Gurkerl.at
- Type: Subsidiary
- Industry: Online grocery retail
- Founded: 2020
- Headquarters: Vienna, Austria
- Area served: Vienna and surrounding areas
- Products: Groceries and household goods
- Revenue: €53.6 million (year ended April 2025)
- Parent: Rohlik Group
- Website: www.gurkerl.at

= Gurkerl.at =

Austrian online supermarket

Gurkerl.at is an Austrian online supermarket based in Vienna. A subsidiary of the Czech Rohlik Group, it delivers groceries and household goods in Vienna and surrounding areas.

== History ==
Gurkerl.at began delivering in December 2020. It opened a warehouse in Vienna's Liesing district and initially served the city and nearby communities. Its range included groceries from regional producers.

In 2023, Rohlik brought the management of Gurkerl.at and its German sister business, Knuspr, together. Gurkerl also began rebuilding its Vienna warehouse for automation.

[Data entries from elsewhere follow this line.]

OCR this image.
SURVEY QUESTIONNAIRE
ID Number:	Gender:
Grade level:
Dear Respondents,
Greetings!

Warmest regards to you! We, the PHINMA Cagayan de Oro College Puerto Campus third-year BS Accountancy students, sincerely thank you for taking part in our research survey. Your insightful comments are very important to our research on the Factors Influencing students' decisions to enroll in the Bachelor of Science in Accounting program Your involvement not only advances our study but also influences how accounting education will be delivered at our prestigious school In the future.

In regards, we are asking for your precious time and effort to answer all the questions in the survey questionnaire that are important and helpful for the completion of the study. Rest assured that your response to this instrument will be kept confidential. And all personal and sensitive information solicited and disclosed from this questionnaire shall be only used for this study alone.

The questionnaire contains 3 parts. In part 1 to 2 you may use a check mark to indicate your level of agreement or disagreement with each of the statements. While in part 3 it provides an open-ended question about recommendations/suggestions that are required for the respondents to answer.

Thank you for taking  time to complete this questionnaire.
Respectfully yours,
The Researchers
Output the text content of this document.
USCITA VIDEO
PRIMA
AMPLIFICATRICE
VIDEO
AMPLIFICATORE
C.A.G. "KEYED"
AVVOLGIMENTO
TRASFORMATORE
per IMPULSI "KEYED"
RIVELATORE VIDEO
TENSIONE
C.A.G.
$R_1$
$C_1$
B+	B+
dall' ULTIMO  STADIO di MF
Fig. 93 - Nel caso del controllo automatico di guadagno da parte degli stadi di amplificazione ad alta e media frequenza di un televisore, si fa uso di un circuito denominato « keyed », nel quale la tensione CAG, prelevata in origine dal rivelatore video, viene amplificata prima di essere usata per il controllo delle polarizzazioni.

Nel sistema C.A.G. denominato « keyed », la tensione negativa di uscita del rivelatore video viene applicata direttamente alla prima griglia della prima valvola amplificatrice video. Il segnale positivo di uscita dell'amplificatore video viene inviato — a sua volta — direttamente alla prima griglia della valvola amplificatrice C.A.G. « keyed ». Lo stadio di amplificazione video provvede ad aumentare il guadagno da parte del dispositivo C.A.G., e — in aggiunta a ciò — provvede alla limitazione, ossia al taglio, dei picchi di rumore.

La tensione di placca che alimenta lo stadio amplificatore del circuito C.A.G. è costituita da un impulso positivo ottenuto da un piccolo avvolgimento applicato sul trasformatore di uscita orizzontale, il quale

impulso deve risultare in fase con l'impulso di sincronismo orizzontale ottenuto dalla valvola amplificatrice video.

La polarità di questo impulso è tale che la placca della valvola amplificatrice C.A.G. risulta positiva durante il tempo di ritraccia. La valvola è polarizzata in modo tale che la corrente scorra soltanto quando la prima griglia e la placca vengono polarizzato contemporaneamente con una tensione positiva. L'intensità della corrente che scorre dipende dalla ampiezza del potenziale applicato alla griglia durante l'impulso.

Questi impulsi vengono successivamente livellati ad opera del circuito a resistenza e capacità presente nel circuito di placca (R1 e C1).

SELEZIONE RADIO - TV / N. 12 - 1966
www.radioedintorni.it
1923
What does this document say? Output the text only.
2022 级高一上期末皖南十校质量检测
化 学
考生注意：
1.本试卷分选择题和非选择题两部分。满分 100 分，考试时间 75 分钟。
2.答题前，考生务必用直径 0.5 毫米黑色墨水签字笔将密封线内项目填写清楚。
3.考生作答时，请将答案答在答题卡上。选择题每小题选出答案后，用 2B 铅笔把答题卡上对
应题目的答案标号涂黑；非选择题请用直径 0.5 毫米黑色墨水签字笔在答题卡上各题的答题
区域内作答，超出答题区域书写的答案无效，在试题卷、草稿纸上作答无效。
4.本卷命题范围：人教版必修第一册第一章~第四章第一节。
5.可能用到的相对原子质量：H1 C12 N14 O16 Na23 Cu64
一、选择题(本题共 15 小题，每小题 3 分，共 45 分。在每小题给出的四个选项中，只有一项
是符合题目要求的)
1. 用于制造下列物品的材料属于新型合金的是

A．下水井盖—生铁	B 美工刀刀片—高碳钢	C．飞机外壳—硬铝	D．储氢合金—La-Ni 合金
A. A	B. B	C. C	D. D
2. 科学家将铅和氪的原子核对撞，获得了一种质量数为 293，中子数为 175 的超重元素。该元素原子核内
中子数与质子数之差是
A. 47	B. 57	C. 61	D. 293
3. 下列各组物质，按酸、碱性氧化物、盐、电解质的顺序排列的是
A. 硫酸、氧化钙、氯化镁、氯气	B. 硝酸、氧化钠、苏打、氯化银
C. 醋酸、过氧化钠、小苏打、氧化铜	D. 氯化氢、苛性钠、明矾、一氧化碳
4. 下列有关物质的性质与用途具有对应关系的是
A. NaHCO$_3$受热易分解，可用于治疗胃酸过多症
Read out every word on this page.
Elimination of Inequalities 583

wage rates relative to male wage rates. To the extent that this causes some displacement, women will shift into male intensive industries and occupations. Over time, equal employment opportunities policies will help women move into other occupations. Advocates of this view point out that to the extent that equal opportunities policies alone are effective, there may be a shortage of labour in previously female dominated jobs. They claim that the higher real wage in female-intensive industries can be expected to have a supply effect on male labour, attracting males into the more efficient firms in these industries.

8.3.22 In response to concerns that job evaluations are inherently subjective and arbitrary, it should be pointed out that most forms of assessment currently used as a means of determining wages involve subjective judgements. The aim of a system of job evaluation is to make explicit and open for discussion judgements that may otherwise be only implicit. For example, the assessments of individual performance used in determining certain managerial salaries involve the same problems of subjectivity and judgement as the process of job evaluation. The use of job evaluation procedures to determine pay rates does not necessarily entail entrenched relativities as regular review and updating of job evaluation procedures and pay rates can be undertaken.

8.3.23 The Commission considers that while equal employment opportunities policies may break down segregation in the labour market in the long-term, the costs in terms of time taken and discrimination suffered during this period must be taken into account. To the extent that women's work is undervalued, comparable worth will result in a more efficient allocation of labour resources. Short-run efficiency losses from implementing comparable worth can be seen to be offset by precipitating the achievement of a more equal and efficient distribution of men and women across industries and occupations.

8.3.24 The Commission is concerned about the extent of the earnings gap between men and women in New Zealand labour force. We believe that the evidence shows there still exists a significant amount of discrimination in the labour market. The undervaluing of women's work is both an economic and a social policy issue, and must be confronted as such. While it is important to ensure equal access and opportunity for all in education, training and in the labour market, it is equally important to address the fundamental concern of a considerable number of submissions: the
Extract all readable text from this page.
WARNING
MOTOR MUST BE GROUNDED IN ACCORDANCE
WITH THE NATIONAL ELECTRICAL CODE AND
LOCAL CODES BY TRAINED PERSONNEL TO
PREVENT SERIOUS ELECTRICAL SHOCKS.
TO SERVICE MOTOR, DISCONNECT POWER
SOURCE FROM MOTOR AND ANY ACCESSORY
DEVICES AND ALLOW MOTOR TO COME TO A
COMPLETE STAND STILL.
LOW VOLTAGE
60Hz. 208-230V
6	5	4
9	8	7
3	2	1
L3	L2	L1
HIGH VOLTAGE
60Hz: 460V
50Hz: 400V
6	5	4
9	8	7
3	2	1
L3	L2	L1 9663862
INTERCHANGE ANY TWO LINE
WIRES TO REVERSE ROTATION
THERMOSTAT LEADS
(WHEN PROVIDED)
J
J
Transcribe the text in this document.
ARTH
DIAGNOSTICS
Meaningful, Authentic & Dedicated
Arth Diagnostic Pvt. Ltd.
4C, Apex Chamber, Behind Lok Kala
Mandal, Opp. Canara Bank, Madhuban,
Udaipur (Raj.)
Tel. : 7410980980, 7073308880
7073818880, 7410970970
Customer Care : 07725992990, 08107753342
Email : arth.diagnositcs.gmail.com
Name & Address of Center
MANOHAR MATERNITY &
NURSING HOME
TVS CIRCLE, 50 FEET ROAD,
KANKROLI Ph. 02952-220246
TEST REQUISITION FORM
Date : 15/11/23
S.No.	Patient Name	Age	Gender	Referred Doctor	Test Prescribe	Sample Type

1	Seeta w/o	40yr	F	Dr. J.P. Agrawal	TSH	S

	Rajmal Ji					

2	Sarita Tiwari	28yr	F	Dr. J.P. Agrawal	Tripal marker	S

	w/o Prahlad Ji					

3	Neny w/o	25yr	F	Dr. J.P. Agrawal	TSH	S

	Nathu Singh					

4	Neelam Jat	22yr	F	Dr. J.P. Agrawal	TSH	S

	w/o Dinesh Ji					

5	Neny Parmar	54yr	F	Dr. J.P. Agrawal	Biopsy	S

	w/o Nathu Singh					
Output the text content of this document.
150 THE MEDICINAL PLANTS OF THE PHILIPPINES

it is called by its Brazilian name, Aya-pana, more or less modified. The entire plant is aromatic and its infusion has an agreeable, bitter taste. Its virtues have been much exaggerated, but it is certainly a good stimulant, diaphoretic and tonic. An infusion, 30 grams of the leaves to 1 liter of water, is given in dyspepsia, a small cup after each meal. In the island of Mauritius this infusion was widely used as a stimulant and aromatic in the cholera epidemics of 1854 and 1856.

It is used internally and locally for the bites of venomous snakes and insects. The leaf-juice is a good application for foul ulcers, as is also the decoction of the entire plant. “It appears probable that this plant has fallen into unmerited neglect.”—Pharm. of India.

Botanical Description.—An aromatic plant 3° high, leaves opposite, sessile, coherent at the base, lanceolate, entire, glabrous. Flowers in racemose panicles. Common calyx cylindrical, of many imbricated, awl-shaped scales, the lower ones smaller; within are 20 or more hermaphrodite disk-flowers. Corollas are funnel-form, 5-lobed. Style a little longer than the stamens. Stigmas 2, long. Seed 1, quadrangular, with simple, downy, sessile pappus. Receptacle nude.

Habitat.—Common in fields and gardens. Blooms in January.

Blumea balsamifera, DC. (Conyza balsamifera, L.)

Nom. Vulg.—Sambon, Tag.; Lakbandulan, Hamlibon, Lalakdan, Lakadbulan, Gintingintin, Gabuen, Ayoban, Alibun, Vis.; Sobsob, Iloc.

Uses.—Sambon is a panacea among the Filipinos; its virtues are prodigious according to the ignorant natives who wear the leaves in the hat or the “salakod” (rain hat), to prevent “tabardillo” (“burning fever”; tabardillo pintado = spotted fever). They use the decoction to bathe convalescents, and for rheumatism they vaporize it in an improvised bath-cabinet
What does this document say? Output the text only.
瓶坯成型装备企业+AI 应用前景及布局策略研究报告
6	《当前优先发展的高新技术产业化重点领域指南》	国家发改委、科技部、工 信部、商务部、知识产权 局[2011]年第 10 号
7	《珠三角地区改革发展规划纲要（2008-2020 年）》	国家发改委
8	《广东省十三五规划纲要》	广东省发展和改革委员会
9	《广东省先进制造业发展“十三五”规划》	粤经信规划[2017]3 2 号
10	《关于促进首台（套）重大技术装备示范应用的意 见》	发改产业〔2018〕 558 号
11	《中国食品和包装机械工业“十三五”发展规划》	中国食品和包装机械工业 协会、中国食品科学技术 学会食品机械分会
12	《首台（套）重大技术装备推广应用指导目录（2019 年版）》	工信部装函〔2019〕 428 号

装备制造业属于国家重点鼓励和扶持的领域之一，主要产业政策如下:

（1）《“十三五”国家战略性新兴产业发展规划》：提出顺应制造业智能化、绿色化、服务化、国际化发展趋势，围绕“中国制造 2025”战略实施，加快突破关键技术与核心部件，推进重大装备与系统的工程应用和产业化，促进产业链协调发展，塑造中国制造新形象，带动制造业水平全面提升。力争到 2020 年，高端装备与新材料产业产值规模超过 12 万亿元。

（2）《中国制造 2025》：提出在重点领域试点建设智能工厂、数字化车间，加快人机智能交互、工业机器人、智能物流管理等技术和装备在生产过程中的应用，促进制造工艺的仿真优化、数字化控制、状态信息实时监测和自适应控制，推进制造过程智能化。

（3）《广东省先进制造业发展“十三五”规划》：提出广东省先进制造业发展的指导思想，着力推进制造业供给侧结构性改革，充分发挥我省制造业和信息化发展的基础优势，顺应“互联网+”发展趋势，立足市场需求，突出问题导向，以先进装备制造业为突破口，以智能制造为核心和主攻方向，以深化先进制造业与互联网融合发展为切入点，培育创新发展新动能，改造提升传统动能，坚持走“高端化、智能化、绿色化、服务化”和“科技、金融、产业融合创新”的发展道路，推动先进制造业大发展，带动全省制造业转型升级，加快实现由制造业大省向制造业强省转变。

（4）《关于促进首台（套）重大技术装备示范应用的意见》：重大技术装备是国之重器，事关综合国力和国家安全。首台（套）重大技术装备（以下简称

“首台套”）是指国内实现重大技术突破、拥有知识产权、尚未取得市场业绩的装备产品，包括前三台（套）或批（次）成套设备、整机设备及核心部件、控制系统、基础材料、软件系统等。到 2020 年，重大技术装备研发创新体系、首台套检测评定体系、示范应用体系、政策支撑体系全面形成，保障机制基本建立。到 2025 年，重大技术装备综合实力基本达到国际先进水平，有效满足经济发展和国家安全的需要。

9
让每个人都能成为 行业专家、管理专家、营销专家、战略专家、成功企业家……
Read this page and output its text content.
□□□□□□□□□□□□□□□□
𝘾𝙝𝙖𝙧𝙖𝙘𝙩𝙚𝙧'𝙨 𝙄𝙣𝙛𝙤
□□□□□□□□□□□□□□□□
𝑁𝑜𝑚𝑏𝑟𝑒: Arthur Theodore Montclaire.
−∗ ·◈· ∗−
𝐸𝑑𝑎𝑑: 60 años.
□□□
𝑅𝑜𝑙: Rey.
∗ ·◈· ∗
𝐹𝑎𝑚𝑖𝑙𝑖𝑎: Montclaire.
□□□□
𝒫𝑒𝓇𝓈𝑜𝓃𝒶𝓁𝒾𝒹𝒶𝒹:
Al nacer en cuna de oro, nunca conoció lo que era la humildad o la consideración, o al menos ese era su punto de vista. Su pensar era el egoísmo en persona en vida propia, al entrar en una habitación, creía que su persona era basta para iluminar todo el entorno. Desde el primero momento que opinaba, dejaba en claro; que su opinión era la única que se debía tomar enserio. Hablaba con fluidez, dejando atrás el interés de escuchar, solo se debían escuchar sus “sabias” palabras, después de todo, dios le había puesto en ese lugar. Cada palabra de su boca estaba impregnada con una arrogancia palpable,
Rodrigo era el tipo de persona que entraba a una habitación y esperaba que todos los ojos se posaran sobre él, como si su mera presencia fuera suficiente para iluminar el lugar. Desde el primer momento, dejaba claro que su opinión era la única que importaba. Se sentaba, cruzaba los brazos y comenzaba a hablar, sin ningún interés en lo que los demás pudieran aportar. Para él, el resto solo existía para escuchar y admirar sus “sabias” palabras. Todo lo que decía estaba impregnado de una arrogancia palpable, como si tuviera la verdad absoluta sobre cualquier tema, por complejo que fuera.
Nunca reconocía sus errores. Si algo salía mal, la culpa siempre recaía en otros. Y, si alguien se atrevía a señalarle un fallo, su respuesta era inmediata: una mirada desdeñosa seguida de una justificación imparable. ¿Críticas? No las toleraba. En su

Gurkerl reopened its expanded Vienna warehouse in October 2024. With more automation, robots started to move the goods to stations where employees assembled orders. Further automation was introduced in 2025, including a robotic picking arm. The warehouse project won the Austrian Logistics Award in 2026.

== Operations ==
Gurkerl delivers fresh food, groceries and household products from its Vienna warehouse. Its suppliers include producers in Vienna and the surrounding region.

In the financial year ending April 2025, Gurkerl.at GmbH recorded revenue of €53.6 million and a net loss of €12.8 million. In 2026, the company reported more than 35,000 monthly active customers and over 100,000 orders per month. It said it had recorded its first month of operating profit in December 2025.

A 2025 ranking by the Austrian Retail Association Gurkerl.at and third among grocery online stores. An independent comparison of five Austrian online supermarkets that year ranked Gurkerl.at second overall.